How To Remove Duplicates In SQL?

Table of Content

Using DISTINCT to Select Unique Rows
Using ROW_NUMBER() for More Complex Duplicates Removal
Using GROUP BY to Aggregate Duplicates
Using DELETE with JOIN
Notes:

Removing duplicates in SQL can be done using various methods depending on the specific requirements and SQL dialect you're using. Below are common approaches for removing duplicates from a table.

Using `DISTINCT` to Select Unique Rows

To select unique rows from a table, you can use the DISTINCT keyword:

SELECT DISTINCT column1, column2, ...
FROM table_name;

Using `ROW_NUMBER()` for More Complex Duplicates Removal

If you need to delete duplicate rows based on specific columns, you can use the ROW_NUMBER() window function. Here’s an example:

Identify Duplicates: Create a CTE (Common Table Expression) or subquery to identify duplicates using ROW_NUMBER().
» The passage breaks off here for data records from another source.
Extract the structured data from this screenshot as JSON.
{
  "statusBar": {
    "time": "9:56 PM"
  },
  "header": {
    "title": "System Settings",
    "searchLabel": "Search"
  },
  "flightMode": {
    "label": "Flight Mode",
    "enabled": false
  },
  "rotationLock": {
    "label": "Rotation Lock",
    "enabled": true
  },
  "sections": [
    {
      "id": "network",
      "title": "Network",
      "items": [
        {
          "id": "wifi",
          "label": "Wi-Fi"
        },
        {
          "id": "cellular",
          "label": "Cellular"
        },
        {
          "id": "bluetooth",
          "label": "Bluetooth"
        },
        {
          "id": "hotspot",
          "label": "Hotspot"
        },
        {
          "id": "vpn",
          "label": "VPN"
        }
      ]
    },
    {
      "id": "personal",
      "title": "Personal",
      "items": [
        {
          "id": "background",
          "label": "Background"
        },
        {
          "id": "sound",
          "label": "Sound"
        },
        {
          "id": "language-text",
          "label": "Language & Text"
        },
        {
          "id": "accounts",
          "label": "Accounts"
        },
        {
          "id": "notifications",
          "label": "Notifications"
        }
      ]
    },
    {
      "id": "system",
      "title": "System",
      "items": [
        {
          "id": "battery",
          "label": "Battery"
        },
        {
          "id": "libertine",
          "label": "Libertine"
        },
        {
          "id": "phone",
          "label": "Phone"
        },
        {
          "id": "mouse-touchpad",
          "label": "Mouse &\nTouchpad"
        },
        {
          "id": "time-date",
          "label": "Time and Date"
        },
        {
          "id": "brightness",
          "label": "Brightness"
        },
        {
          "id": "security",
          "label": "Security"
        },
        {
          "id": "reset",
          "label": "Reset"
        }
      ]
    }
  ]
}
Delete Duplicates: Delete the rows that are identified as duplicates.

Example:

Assume you have a table employees with columns id, name, and email, and you want to remove rows where name and email are duplicated.

WITH CTE AS (
    SELECT 
        id, 
        name, 
        email,
        ROW_NUMBER() OVER (PARTITION BY name, email ORDER BY id) AS row_num
    FROM employees
)
DELETE FROM employees
WHERE id IN (
    SELECT id
    FROM CTE
    WHERE row_num > 1
);

Using `GROUP BY` to Aggregate Duplicates

Another approach is to use GROUP BY to group the rows and then insert the distinct rows into a new table or temporary table.

Example:

-- Create a new table without duplicates
CREATE TABLE employees_unique AS
SELECT 
    MIN(id) AS id, 
    name, 
    email
FROM employees
GROUP BY name, email;

-- Optionally drop the original table
DROP TABLE employees;

-- Rename the new table to the original table name
ALTER TABLE employees_unique RENAME TO employees;

Using `DELETE` with `JOIN`

If you prefer to delete duplicates directly without creating a new table, you can use a self-join:

Example:

DELETE e1
FROM employees e1
JOIN employees e2
ON e1.name = e2.name 
AND e1.email = e2.email 
AND e1.id > e2.id;

Notes:

Backup Your Data: Always ensure you have a backup of your data before performing delete operations.
Test Your Queries: Test your queries on a small subset of data to ensure they work as expected.
Database-Specific Syntax: SQL syntax can vary between databases (MySQL, PostgreSQL, SQL Server, etc.). Ensure to adapt the syntax to your specific SQL dialect.

By using these methods, you can effectively remove duplicate rows from your SQL tables and maintain data integrity.